Everything touching the water of this river shall live. 

Fish will abound in the Dead Sea, for its waters will be healed. Wherever this water flows, everything will live. Ezekiel 47:9 Living Bible (TLB)

The sun was already high in the sky as we took off for our neighborhood walk. My niece, my daughter, her baby in the stroller, and me. The neighborhood is hilly, the streets are winding with no sidewalks, so we walk in the street, at a leisurely pace in our leggings and athletic shoes. Pretending to get exercise. Mainly to talk women-talk and share our lives.

It is on the crest of a dangerous hill, where cars cannot see us because of the steep approach and the sharp descent that we pause near the driveway of a 1960’s once-modern house. Deep down its wooded slope, the shell of the house is undergoing extensive rebuilding after a kitchen fire. Construction rubble, charred framing, a trash dumpster. My daughter reaches down and picks up a small handful of wilting flowers. 

They are flowers a child would pick, short stems; only enough for a little fist to tightly hold. They are from a backyard or a flower pot, or maybe gathered along the walk to school. Accidently dropped along the way. Their colors are bright and cheery and out of place against the distressed gravel of the driveway. 

We take the long walk, and share our secrets, and solve our problems and speak to the neighbors, and arrive home by lunchtime. As I set out the plates, I discover the little handful of flowers have continued to wilt, their shriveled stems and limp petals flat against the counter – forgotten and lost by the second child that morning.

I plop them into a juice-sized glass of water and fix our lunch as the baby is nursed, thinking to myself that these discarded flowers are not quite worth the effort. They sit forgotten as the day unwinds.

And this morning as I wait for the coffee to brew and cut the apple for the oatmeal, there they wait for me- flowers full of color and life- opened out to welcome me into my kitchen, still slumbering in the last darkness of the night. 

Water. It is life.

We don’t think of it too much, in this land of kitchen sinks and warm showers. Water flows easily into our lives with the touch of a faucet and just as easily right back out again through the drain.

If you read God’s word to a people living in a barren land, surrounded by deserts, dependent on falling rain and flowing streams, water takes on special power. It is the power of life.  

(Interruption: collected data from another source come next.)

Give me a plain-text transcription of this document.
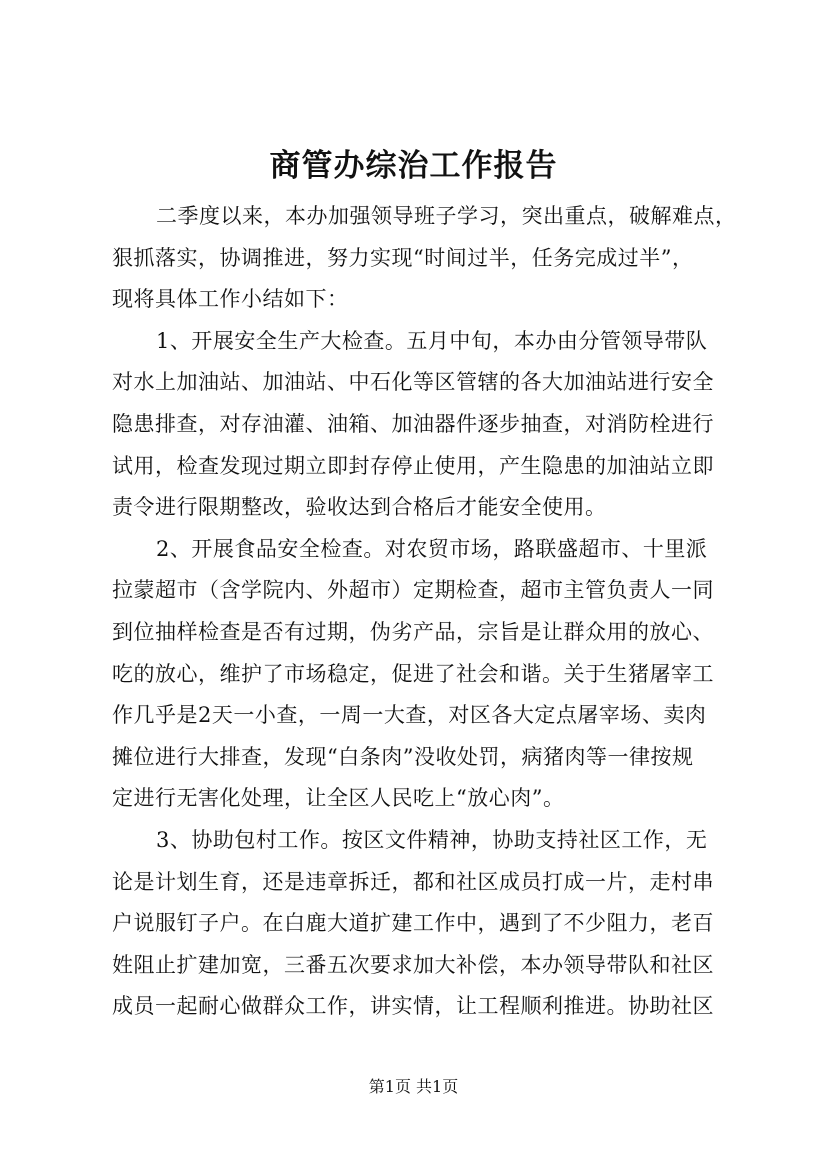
商管办综治工作报告
二季度以来，本办加强领导班子学习，突出重点，破解难点，
狠抓落实，协调推进，努力实现“时间过半，任务完成过半”，
现将具体工作小结如下：
1、开展安全生产大检查。五月中旬，本办由分管领导带队
对水上加油站、加油站、中石化等区管辖的各大加油站进行安全
隐患排查，对存油灌、油箱、加油器件逐步抽查，对消防栓进行
试用，检查发现过期立即封存停止使用，产生隐患的加油站立即
责令进行限期整改，验收达到合格后才能安全使用。
2、开展食品安全检查。对农贸市场，路联盛超市、十里派
拉蒙超市（含学院内、外超市）定期检查，超市主管负责人一同
到位抽样检查是否有过期，伪劣产品，宗旨是让群众用的放心、
吃的放心，维护了市场稳定，促进了社会和谐。关于生猪屠宰工
作几乎是2天一小查，一周一大查，对区各大定点屠宰场、卖肉
摊位进行大排查，发现“白条肉”没收处罚，病猪肉等一律按规
定进行无害化处理，让全区人民吃上“放心肉”。
3、协助包村工作。按区文件精神，协助支持社区工作，无
论是计划生育，还是违章拆迁，都和社区成员打成一片，走村串
户说服钉子户。在白鹿大道扩建工作中，遇到了不少阻力，老百
姓阻止扩建加宽，三番五次要求加大补偿，本办领导带队和社区
成员一起耐心做群众工作，讲实情，让工程顺利推进。协助社区
第1页 共1页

The prophet Ezekiel heard the word of God and spoke of visions of flowing water from the threshold of the temple in Jerusalem. This water started as a trickle ankle deep, then rose to knee deep, and to waist deep and to a river deep enough to swim in, too deep to pass through. 

This water would bring life to many different kinds of fish, and the fishermen would spread their nets upon the seas.  

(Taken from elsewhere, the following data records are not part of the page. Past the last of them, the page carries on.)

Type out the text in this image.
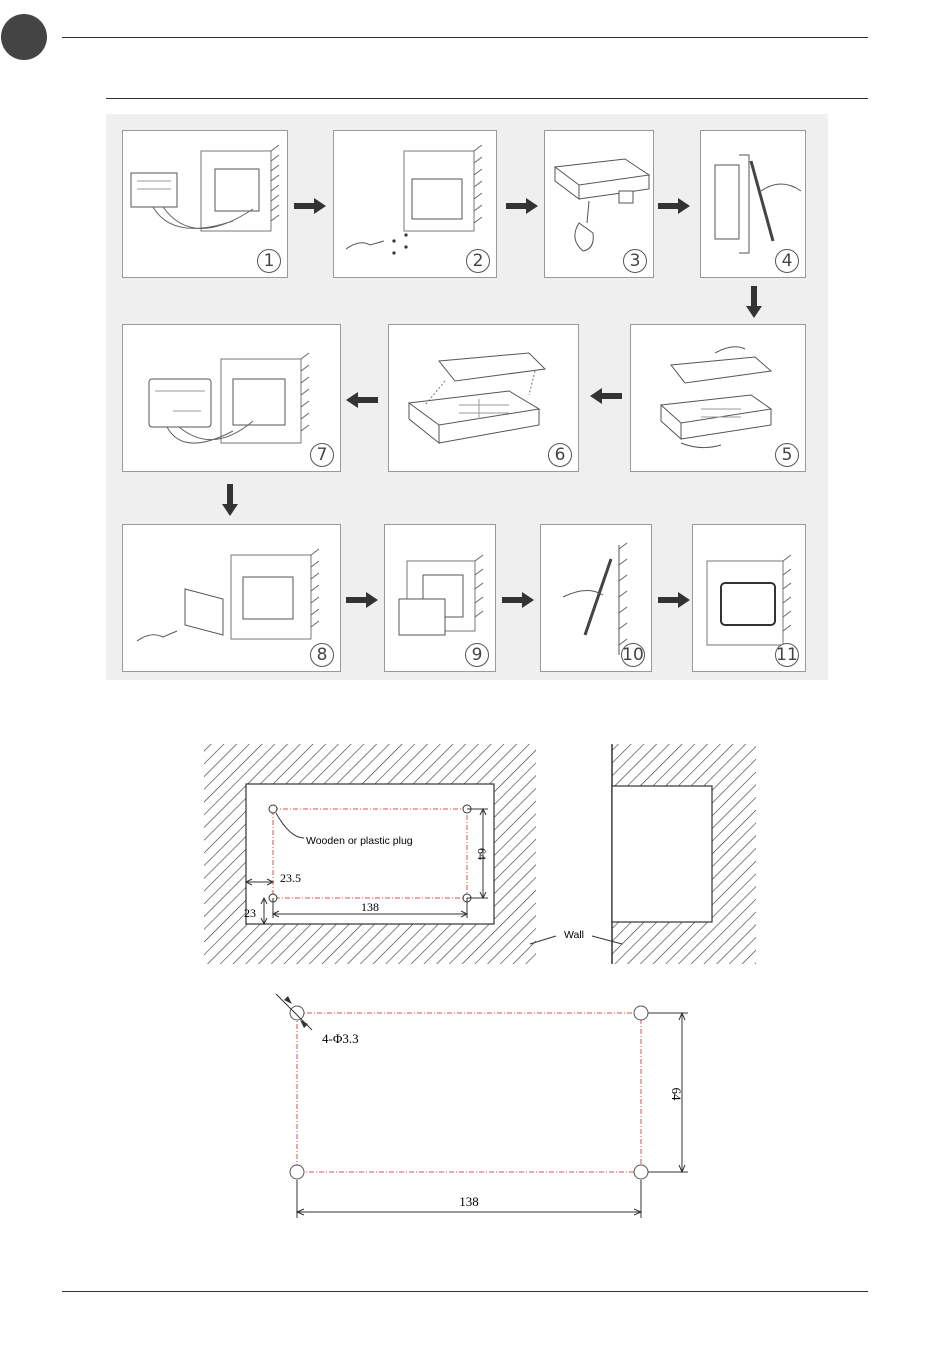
1	2	3	4
5
6
7
8	9	10	11
Wooden or plastic plug
64
138
23.5
23
Wall
4-Φ3.3
64
138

Abundant water, fresh water, would flow, nourishing trees on either side. Trees filled with fruit. Trees whose leaves would never wither. Trees that had life from the clear fresh water that flowed from the threshold of the sanctuary of God. The fruit would be for food. The leaves for healing. (Ezekiel 47:1-12)

If you are a new-testament child, this story of life-giving flowing water may sound familiar. It is the same vision given to another prophet and follower of God named John. He wrote it all down in a book we call Revelation. (22:1-2) 

 “And he pointed out to me a river of pure Water of Life, clear as crystal, flowing from the throne of God and the Lamb, coursing down the center of the main street. On each side of the river grew Trees of Life, bearing twelve crops of fruit, with a fresh crop each month; the leaves were used for medicine to heal the nations.”

A man named Jesus walked the streets of ancient Judea, telling of the life-giving properties of Hiswater – eternal water springing up from within, which would forever quench your thirst (John 4:13). He made this offer to a scorned woman who avoided the neighbor women of the village, forced to draw from the well in the heat of the day when the sun was high.

This same Jesus stood at the edge of the sea and promised fish to fishermen whose nets were empty. They cast their nets upon the water, and the nets became so heavy with the abundance of fish that the nets began to tear and the boats began to sink!

When Simon Peter realized what had happened, he fell to his knees before Jesus and said, “Oh, sir, please leave us—I’m too much of a sinner for you to have around.” For he was awestruck by the size of their catch, as were the others with him, and his partners too—James and John, the sons of Zebedee. Jesus replied, “Don’t be afraid! From now on you’ll be fishing for the souls of men!” Luke 5:8-10

We are these wilted, discarded, forgotten flowers. We are the woman alone at the well, scorned by her neighbors for her hard choices in life. We are the exhausted fishermen, with empty nets despite our all-night fishing. We all need God’s flowing water of life; the water that flows abundantly from the throne of God.

Jesus cried out, “If anyone thirsts, come to me and drink, and out of her heart will flow living waters!” (My paraphrase from John 7:37-38, referring to Isaiah 55:1-5, Ezekiel 47:1-12). 

You are not too discarded, too broken, too empty, too beyond repair for God to nourish with His living water. Go to Him. Believe His words. From a trickle ankle deep will come abundance. Drink, and be revived.